Em Borborema (SP), Thaís de Andrade, de 29 anos, morreu estrangulada pelo namorado na terça-feira (5). Segundo a polícia, o crime aconteceu durante uma briga do casal, quando os dois voltavam de uma festa de carnaval. Anderson Dornelos Urich, de 25 anos, foi preso.

Thais de Andrade foi morta pelo namorado, Anderson Urich, após uma festa de carnaval em Borborema — Foto: Redes sociais/Reprodução

Thais de Andrade foi morta pelo namorado, Anderson Urich, após uma festa de carnaval em Borborema — Foto: Redes sociais/Reprodução

Já em Goiânia, uma mulher de 42 anos disse que precisou se fingir de morta para que o ex-namorado parasse de agredi-la. Os dois haviam terminado o relacionamento há um mês por causa do ciúme excessivo dele. O homem, porém, não aceitou o fim do namoro.

“Partiu para cima de mim, me enforcou, me sufocava. Até que eu fingi de morta e ele me largou. […] Ele é forte, eu não dava conta de mexer. Depois ele foi só me estuprando, fazendo tudo comigo”, conta a mulher.

Na quarta-feira (6), mais de cinco casos de agressão a mulheres foram registrados pelo G1 em todo o país. Todas as investigações apontam para os companheiros das vítimas.

Jane, Claudia, Cintia… Diversas mulheres foram vítimas de agressões de seus companheiros na quarta-feira (6) — Foto: Arte/G1

Em fevereiro, um caso do Rio de Janeiro chamou a atenção de todo o país por conta do grau de violência. Elaine Perez Caparroz, de 55 anos, foi espancada durante quatro horas em seu apartamento por Vinícius Batista Serra, de 27 anos.

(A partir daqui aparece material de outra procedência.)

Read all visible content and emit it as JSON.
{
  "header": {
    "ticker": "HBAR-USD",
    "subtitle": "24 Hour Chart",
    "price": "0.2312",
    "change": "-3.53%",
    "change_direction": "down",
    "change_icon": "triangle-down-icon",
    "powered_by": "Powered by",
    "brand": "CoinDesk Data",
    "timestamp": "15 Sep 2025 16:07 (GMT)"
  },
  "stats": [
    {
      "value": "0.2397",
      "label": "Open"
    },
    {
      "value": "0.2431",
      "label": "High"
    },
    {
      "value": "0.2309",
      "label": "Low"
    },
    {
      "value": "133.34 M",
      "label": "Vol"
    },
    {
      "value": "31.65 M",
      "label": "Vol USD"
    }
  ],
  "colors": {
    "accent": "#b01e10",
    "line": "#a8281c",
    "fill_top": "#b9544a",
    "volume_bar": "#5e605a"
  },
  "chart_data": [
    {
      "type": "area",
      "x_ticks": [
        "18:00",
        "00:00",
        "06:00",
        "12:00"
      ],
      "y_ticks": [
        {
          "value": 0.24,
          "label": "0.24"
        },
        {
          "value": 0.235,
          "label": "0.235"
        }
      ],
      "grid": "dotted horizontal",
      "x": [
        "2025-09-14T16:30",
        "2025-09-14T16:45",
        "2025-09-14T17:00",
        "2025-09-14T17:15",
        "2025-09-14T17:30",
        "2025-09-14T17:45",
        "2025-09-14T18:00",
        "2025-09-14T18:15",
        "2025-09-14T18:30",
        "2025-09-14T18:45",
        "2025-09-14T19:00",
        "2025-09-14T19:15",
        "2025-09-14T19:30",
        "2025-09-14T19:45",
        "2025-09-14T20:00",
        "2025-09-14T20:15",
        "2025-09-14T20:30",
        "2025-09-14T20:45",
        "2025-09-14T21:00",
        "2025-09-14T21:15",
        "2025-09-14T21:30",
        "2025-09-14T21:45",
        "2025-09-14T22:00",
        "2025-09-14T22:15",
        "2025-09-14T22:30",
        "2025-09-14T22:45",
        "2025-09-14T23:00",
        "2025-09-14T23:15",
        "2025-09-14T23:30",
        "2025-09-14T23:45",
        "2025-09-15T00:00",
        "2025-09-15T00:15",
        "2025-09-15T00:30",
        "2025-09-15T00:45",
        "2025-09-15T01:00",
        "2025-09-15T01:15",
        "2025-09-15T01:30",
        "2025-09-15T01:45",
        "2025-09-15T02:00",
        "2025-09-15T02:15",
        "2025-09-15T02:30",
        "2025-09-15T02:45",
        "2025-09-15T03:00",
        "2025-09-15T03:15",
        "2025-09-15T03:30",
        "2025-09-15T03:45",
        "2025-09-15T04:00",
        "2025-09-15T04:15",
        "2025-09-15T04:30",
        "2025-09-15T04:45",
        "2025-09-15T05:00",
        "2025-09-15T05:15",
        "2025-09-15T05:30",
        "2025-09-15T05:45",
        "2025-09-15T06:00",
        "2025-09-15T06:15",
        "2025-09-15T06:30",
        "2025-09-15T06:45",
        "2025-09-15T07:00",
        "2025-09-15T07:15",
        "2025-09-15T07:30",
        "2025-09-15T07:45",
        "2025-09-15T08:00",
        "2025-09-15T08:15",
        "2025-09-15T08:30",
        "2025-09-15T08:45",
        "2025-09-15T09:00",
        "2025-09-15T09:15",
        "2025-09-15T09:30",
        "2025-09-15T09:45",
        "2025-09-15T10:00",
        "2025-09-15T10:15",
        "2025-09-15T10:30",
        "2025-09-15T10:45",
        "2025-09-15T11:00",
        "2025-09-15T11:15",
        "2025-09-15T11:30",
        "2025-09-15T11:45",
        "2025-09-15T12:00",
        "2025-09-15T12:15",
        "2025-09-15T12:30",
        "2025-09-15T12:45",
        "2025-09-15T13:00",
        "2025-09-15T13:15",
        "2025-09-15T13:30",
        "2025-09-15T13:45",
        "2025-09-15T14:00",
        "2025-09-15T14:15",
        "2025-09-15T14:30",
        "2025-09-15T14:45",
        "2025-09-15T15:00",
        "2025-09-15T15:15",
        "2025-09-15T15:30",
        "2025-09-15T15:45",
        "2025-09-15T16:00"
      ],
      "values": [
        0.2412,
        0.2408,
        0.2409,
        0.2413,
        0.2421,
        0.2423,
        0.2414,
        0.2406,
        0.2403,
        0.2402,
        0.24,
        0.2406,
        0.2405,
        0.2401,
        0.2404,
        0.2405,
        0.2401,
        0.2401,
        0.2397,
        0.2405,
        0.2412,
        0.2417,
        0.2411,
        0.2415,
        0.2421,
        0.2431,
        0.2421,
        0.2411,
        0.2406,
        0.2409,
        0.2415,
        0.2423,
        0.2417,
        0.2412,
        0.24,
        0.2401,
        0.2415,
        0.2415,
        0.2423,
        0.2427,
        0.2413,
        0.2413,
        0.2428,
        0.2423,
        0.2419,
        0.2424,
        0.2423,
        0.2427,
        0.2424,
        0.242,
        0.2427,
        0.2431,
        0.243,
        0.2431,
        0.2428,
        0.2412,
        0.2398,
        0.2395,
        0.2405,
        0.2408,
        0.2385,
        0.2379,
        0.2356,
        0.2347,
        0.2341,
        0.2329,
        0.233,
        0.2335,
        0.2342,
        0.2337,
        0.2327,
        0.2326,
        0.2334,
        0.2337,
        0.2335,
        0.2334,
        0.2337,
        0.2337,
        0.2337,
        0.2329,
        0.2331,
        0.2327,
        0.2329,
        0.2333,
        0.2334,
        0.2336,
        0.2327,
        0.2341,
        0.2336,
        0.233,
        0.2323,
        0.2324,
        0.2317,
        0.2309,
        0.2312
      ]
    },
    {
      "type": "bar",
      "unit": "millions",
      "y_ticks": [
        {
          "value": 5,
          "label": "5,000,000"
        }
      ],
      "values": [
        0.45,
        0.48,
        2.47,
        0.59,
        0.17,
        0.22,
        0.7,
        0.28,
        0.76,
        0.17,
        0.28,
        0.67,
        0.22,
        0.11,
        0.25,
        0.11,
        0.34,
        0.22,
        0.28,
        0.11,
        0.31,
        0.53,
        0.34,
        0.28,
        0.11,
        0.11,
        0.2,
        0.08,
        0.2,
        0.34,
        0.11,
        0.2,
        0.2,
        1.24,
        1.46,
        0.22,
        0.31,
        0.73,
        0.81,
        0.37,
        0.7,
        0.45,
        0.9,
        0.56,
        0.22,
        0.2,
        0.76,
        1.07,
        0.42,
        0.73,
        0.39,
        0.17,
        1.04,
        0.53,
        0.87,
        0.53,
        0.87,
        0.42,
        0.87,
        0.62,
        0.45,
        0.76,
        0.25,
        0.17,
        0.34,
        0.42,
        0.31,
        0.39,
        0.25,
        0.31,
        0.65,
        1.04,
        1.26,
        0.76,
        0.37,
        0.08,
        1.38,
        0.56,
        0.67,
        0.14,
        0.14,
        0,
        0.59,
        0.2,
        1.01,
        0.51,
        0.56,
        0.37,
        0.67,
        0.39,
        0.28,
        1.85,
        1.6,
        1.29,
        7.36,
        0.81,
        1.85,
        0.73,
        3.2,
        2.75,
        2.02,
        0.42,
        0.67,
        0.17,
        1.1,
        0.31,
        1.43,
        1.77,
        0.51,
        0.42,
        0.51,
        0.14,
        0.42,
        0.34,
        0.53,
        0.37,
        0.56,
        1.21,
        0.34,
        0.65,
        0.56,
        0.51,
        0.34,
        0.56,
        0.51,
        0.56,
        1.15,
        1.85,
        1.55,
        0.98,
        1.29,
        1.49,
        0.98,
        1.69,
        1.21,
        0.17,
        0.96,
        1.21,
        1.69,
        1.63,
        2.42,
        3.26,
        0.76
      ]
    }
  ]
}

Aquele foi o primeiro encontro dos dois, que tinham se conhecido na internet.

“A última coisa que eu lembro foi eu deitando no ombro dele e, depois disso, não sei dizer quanto tempo depois, eu já estava no chão com ele em cima de mim, desferindo vários socos horríveis no meu rosto, me agredindo muito, muito. Eu não entendi nada”, diz Elaine

Vinicius Serra, que é estagiário em direito, foi preso em flagrante pelas agressões.

Elaine Caparroz foi agredida durante quatro horas em seu apartamento no Rio — Foto: Reprodução

Elaine Caparroz foi agredida durante quatro horas em seu apartamento no Rio — Foto: Reprodução

(Atualização: o G1 recebeu os dados de Mato Grosso apenas na noite de quinta-feira, quando o levantamento já estava fechado. Os dados foram atualizados nesta sexta-feira, 8.)